Wir freuen uns darauf, zusammen mit unseren KundInnen und PartnerInnen die Möglichkeiten dieser jetzt schon sehr weit fortgeschrittenen Fertigungsverfahren zu erforschen und sie mittelfristig auch bei Steka für eine Serienfertigung zu implementieren. In der Zwischenzeit arbeiten wir in unserem Netzwerk aus Hardwareherstellern und Forschungsinstituten sowie Dienstleistern für die Herstellung von Prototypen an unserem Know-how in diesem Gebiet und freuen uns auf neue Herausforderungen, die an uns als ExpertInnen für die Herstellung technischer Keramik herangetragen werden.

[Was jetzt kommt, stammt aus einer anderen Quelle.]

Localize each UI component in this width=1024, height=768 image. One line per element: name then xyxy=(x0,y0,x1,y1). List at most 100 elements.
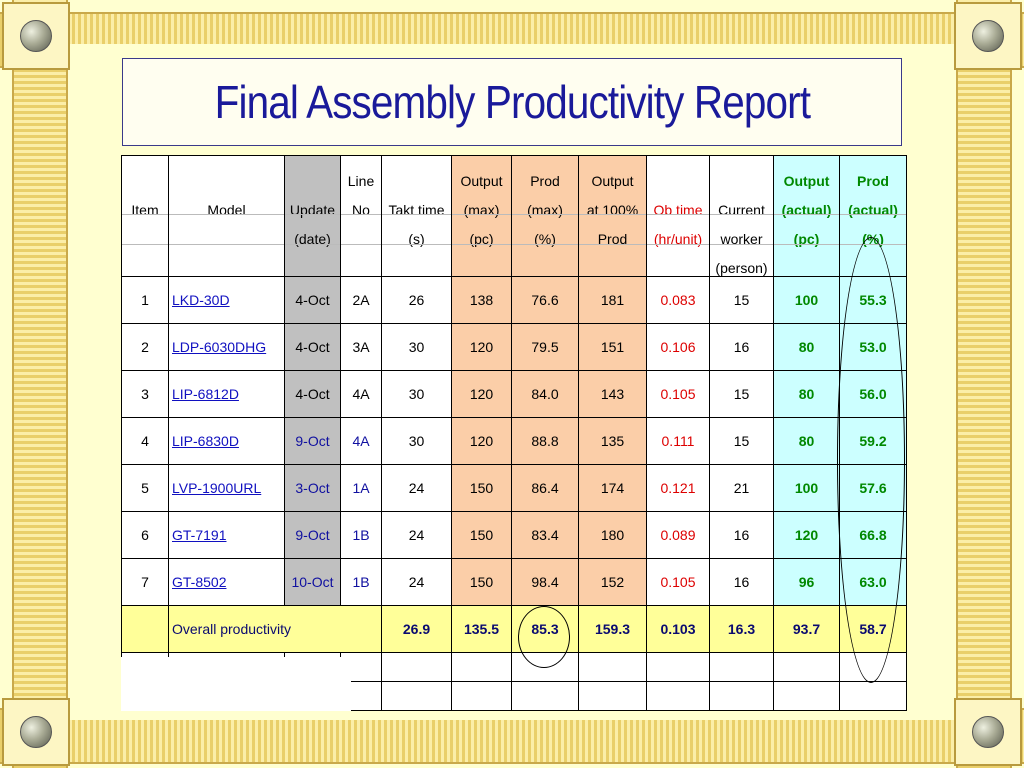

Das Bildmaterial wurde dankenswerterweise von WZR ceramic solutions GmbH (LDM & Binder Jetting) und Lithoz GmbH (LCM) zur Verfügung gestellt. 

2 Comments

  1. Herzlichen Dank für diese sehr anwendungsnahe Gegenüberstellung der Verfahren.
    Hinsichtlich breitem Einsatz der AM-Verfahren in der Serienfertigung bis 2025 bin ich allerdings skeptisch: die Einschränkungen liegen im Bereich der erreichbaren Oberflächengüten und den relativ großen Fertigungstoleranzen.

    1. Markus Dax

      Hallo Herr Hintner,
      vielen Dank für Ihren Kommentar! Wir hatten ähnlichen Bedenken, deshalb agieren wir hier in enger Abstimmung mit den Experten u.a. von Lithoz, die uns immer sehr kompetent beraten und am Laufenden halten. Lithozkunden beziehen bereits seit einigen Jahren seriengefertigte technische und medizinische Bauteile, diese finden auch schon eine breite Anwendung. Die Oberflächengüte und auch die Fertigungstoleranz reichen für die bisherigen Anwendungen jedenfalls aus. Die Kunden erzielen Fertigungstoleranzen von 10 µm. Sollte noch eine besser Oberflächengüte notwendig sein, können die Bauteile auch nachbearbeitet werden (z.B. Gleitschleifen).
      Ich hoffe, das gibt Ihnen noch einen umfassenderen Einblick, bei Fragen können Sie mich jederzeit gerne erreichen!